Si comencé mi último artículo argumentando la existencia de tres tipos de personas, esta vez complementaré rebajando las categorías a dos, y desde un punto bastante más pesimista que recoge la moralina de la historia de Bola de sebo. Este mundo, estimado lector, está habitado principalmente por dos tipos de personas: aquellos que tienen dinero y los que se mueren por tenerlo, a veces, de manera literal. ¿Cómo dejarnos gobernar plácidamente por los “hunos” o por los otros?, ¿cómo creer que la mayoría actúa por el bien común sin dobleces? A este respecto, sonrío al pensar por qué Facundo Cabral apreciaba que su abuelo odiara a los idiotas: “porque son muchos… y al ser mayoría eligen hasta al presidente”.

En el cuento de Maupassant observamos cómo la mayoría –significativamente representada por una clase minoritaria, burguesa- no tiene miramientos a la hora de sacrificar el eslabón más débil para, después, mostrarle indiferencia y rechazo. El mismo rechazo que posiblemente mostrarán los que, tras el vendaval de la crisis, queden en la parte alta de la cadena social. Desde allí gozarán de sus viandas como hasta ahora, ¡o más si cabe!, mirando a los que desde abajo, sin más salidas y engañados con sueños de bien común, hoy luchan por que las cosas cambien y sueñan por un mundo más justo.

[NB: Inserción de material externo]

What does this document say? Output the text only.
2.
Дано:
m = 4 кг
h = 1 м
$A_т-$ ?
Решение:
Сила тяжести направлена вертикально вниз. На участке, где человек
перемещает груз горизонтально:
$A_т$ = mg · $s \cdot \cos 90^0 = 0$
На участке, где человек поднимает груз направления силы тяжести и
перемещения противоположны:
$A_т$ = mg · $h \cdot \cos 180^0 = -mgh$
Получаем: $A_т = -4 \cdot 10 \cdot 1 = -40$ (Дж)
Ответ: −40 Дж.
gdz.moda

Recojo a colación las palabras de Maupassant: “Porque los odios que inspira el invasor arman siempre los brazos de algunos intrépidos, resignados a morir por una idea”.

Con todo, espero que entiendan por qué no quisiera ser gobernado –ni gobernar- desde planteamientos mayoritarios que terminarían convirtiendo la democracia en un aberrante concepto tan mejorable como el que ahora mismo tenemos entre manos. La solución, opino, está en renegar de la absurda clasificación que impera en la sociedad y encontrar ese tercer grupo de personas que no ven en el dinero un becerro de oro al que adorar. Son muy pocos, todos lo sabemos, pero existen. Por este mismo motivo abogo por un gobierno minoritario, pero selecto y bien educado, que no sólo instruido o competente. Personas alejadas del estereotipo de ganapanes sin corazón que hoy en día impera en la política española y que, de existir justicia en la faz de la tierra, atestarían las cárceles de nuestro país. Pues como nos recordó nuestro paisano Mariano Catalina en una de sus obras, también en ese último tercio del XIX: "El que anda por mal camino no puede tener buen fin".